The election of President Joe Biden creates new possibilities to make the expanded notion of citizenship into workable policy. There is an increasing sophistication about how we will get there. Yet some provisions are more likely than others to be enacted: DREAMers and undocumented immigrants with temporary protected status seem to be the intended beneficiaries. The future is less certain for temporary workers. These semi-citizens will continue to live in limbo or persistent precarity unless and until reforms are enacted. This Epilogue has charted the territory of these immigration reforms. Moreover, COVID-19 has fortified borders and intensified regulation of migration and enforcement against noncitizens. It is against the background of the COVID-19 stress test that this Epilogue has proposed a policy to protect essential workers who served the country during COVID-19 as an application of the principles in Pursuing Citizenship.

In conclusion, the government is making positive strides on behalf of those whom we can imagine as part of our communities as future Americans. How ambitious should it be in its reforms? Should the federal government dramatically decrease or even abolish immigration enforcement for immigrants already in the interior, as advocates who call for abolishing detention or defunding of ICE would recommend? If so, should immigrants granted repose from enforcement--for example, in a statute of limitations or a renewable twilight status--be granted durable relief and legalization? If so, should every immigrant be given a chance to become a citizen?
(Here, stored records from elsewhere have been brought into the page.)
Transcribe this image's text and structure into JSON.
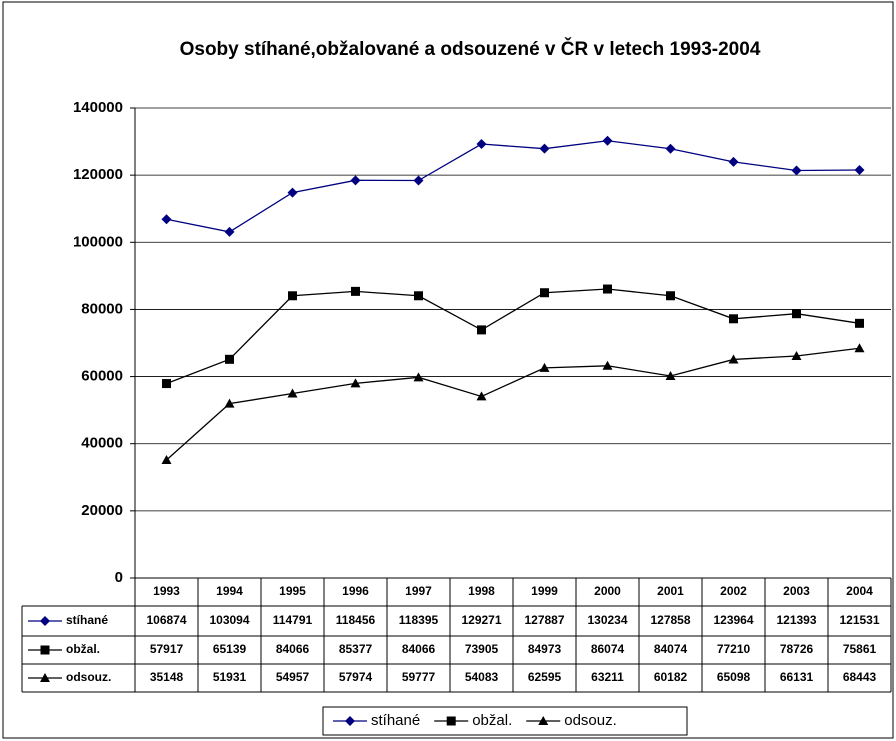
{
  "chart_data": {
    "type": "line",
    "title": "Osoby stíhané,obžalované a odsouzené v ČR v letech 1993-2004",
    "categories": [
      "1993",
      "1994",
      "1995",
      "1996",
      "1997",
      "1998",
      "1999",
      "2000",
      "2001",
      "2002",
      "2003",
      "2004"
    ],
    "series": [
      {
        "name": "stíhané",
        "color": "#000080",
        "marker": "diamond",
        "values": [
          106874,
          103094,
          114791,
          118456,
          118395,
          129271,
          127887,
          130234,
          127858,
          123964,
          121393,
          121531
        ]
      },
      {
        "name": "obžal.",
        "color": "#000000",
        "marker": "square",
        "values": [
          57917,
          65139,
          84066,
          85377,
          84066,
          73905,
          84973,
          86074,
          84074,
          77210,
          78726,
          75861
        ]
      },
      {
        "name": "odsouz.",
        "color": "#000000",
        "marker": "triangle",
        "values": [
          35148,
          51931,
          54957,
          57974,
          59777,
          54083,
          62595,
          63211,
          60182,
          65098,
          66131,
          68443
        ]
      }
    ],
    "ylim": [
      0,
      140000
    ],
    "yticks": [
      0,
      20000,
      40000,
      60000,
      80000,
      100000,
      120000,
      140000
    ],
    "grid": true,
    "legend": "bottom"
  }
}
For that matter, beyond expanding the class of immigrants under legalization programs, should every person be given a chance to come to the United States, knowing their contribution will increase demands for increased equality and economic justice while challenging the notion of sovereign borders?

Citizenship for essential service is a more modest proposal than what has been tried abroad. It maintains a system of borders and border enforcement. This is because Pursuing Citizenship is pragmatic. At the risk of being less visionary by setting aside a wholesale remaking of immigration law, I say in the book's introduction that “I am [a] realist and believe that enforcement is an enduring feature of a bounded society rather than a feature peculiar to our times,” even though I am sympathetic to the claims of those who prefer a world where citizenship matters less. Some may feel this is not enough and that the proposals do not go far enough. However, my pragmatism is entwined with a desire for institutional commitment to noncitizen justice. My goals are modest insofar as they seek to improve the implementation of policies on the books. However, they are bold in that they mean to make change happen. One reviewer of the book understood this midway ambition, commending the book for seeking to engage in a policy discussion that has been taken over by immigration restrictionists and somewhat abandoned by immigration advocates seeking a revolution, or scholars refusing to engage with unprincipled politics. She writes that I jump “into the fray to force a long overdue conversation” with hopes that migration scholars “stake a deeper claim in the changes that are needed.” She is correct. I am open to hearing we need more for those engaged in the fray of immigration reform, though I'm reluctant to accept less because the proposals are deemed too lofty to be unattainable. As such, I end this Epilogue the same way I began: looking beyond mere repair of exclusionary immigration laws toward building a more inclusionary society that embraces integration and the full spectrum of citizenship.


University of Colorado, Professor of Law and Faculty-Director Immigration and Citizenship Law Program. Author of Pursuing Citizenship in the Enforcement Era (2020).